Because this mishap is not followed by any sugarcoating of Alice and Niklas’ situation. No “Aha, so it’s better not to have children!” Rather, “What We Wanted” uses these and similar situations to plunge the protagonist couple into twisty, deep valleys of thought. Lavinia Wilson (“lap prayers”) and Elyas M’Barek (“Fack ju Göhte”) make the nested, contradictory thought complexes and emotional dead ends that gradually drag down Alice and Niklas non-verbally tangible. They are expressive, even though they play delicately – which is not only a great appeal of “What We Wanted”, as it is finally a relationship drama without nagging, but also intensifies the characterization of these characters. They no longer have the strength for big gestures and extravagant facial expressions. We meet Alice and Niklas almost at the end of their emotional journey as a couple with an increasingly unlikely desire to have children. Their energies have already been used up, their looks and the way they talk to each other express that every conceivable conversation has already been had. And guided again. And again…

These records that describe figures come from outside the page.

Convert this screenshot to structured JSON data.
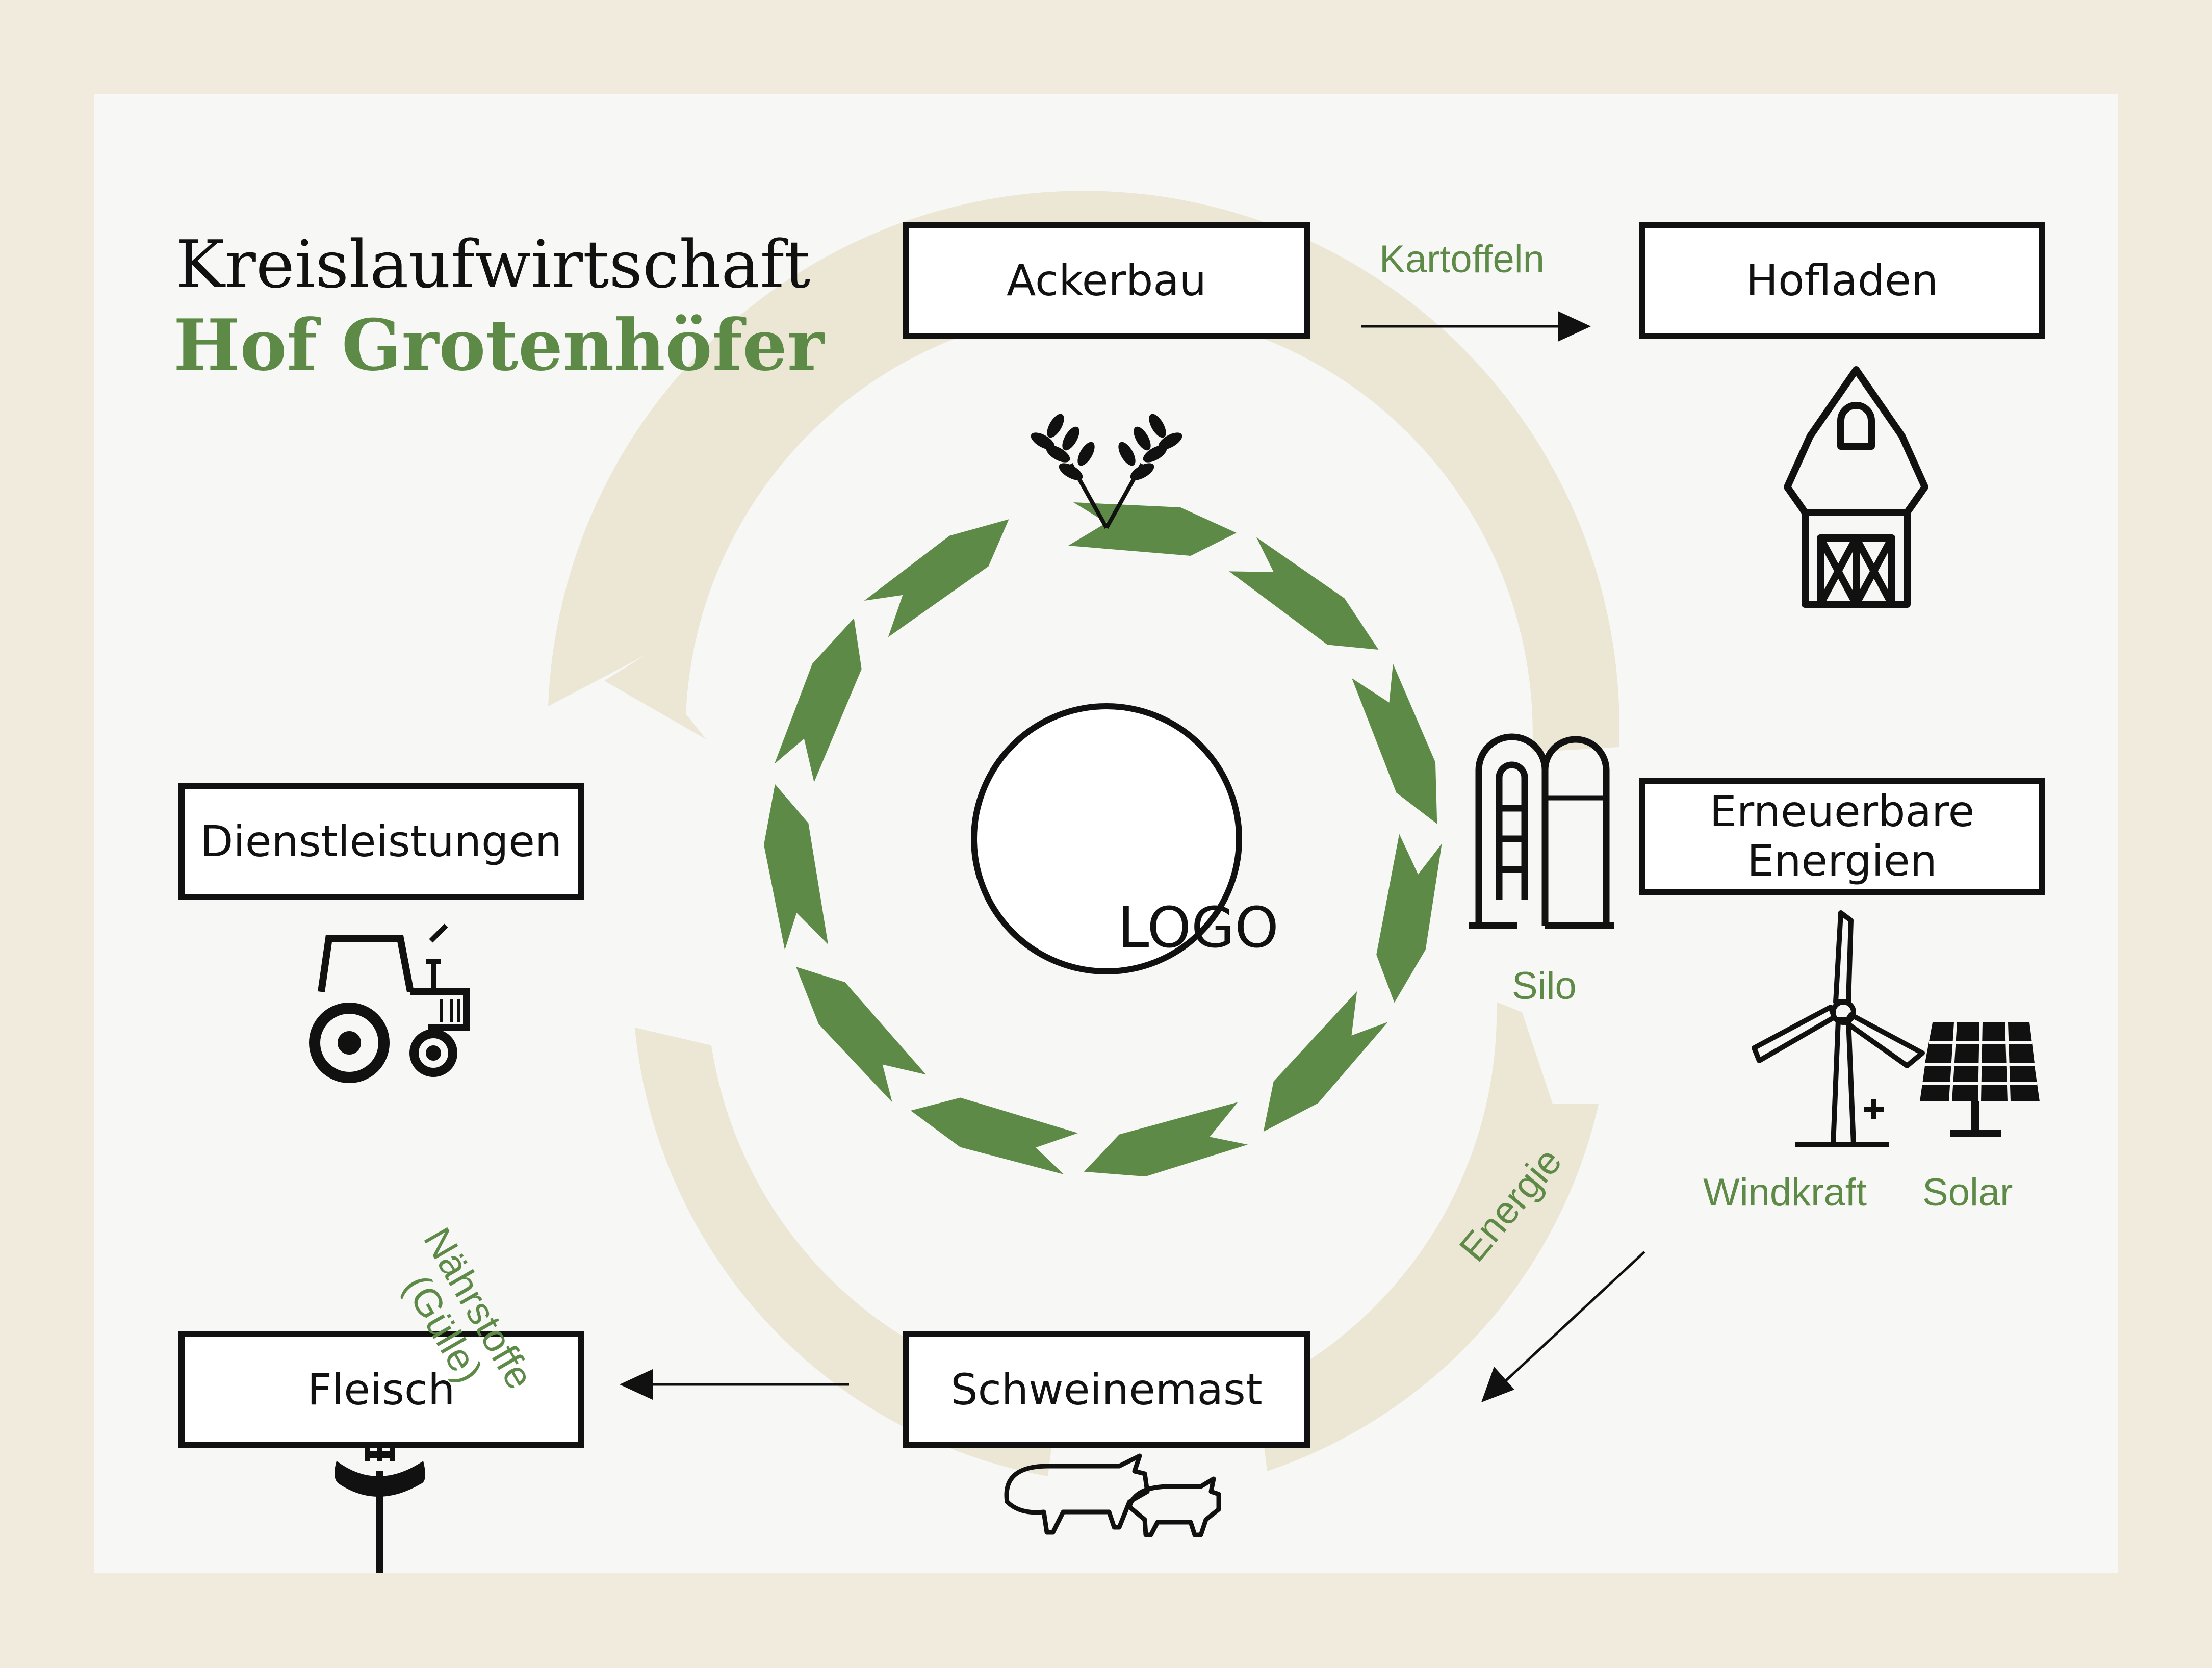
{
  "title": {
    "line1": "Kreislaufwirtschaft",
    "line2": "Hof Grotenhöfer"
  },
  "center": {
    "logo": "LOGO"
  },
  "nodes": {
    "ackerbau": "Ackerbau",
    "hofladen": "Hofladen",
    "dienstleistungen": "Dienstleistungen",
    "erneuerbare": "Erneuerbare Energien",
    "fleisch": "Fleisch",
    "schweinemast": "Schweinemast"
  },
  "labels": {
    "kartoffeln": "Kartoffeln",
    "silo": "Silo",
    "windkraft": "Windkraft",
    "solar": "Solar",
    "energie": "Energie",
    "naehrstoffe_line1": "Nährstoffe",
    "naehrstoffe_line2": "(Gülle)"
  },
  "icons": [
    "wheat-icon",
    "barn-icon",
    "tractor-icon",
    "silo-icon",
    "wind-turbine-icon",
    "solar-panel-icon",
    "sausage-fork-icon",
    "pigs-icon",
    "plus-icon"
  ],
  "colors": {
    "background": "#f0ebdc",
    "card": "#f7f7f5",
    "accent_green": "#5e8a47",
    "ring_beige": "#ece6d4",
    "outline": "#111111"
  }
}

The numerous visits to the fertility clinic have left their mark…
Alice and Niklas maintain a “lived-in” dialogue; the conversations in this film always show how sentence fragments or the tired cadence of an argument convey that the characters have had similar arguments, disappointments and considerations. But what is new for her is the highly concentrated examination of how an environment she does not know addresses the issue of childlessness. And all of these kindly intended but naively harmful, completely rude or even invasive advice, encouragement and distractions from your holiday acquaintances are now taking everything to the extreme. Consequently, in conjunction with the whole previous story, this also has serious consequences for Alice and Niklas’ libidos. Kofler skillfully stages caresses, nudity and sex scenes in “What We Wanted” as a physical expression of the state of her characters. Be it her sliding up, commented on with a dull look, or a slow but emotionally painful slowing down of his hip movements: Sex is not sensual here, but the clearest form of communication – but at the same time Kofler avoids the mistake of portraying it as the only true one.
“Alice and Niklas maintain a “lived-in” dialogue; you can always tell from the conversations in this film, as sentence fragments or the tired cadence of an argument convey that the characters have had similar arguments, disappointments and considerations.”
“What We Wanted” also refrains from giving its audience an ultimate answer about the value of a childless couple. In this question, “What We Wanted” is intended as an individual case description, but at the same time it is a memorable, universal warning about how hurtful it is to grill women you don’t know well about their marital status.
Conclusion: “What We Wanted” is a thoughtfully staged, taciturn drama about a relationship at a crossroads, the draining effect of an unfulfilled desire to have children and the tactlessness of those who interact with childless couples. M’Barek and especially Wilson shine under Ulrike Kofler’s delicate direction.
“What We Wanted” will be available to stream on Netflix from November 11th.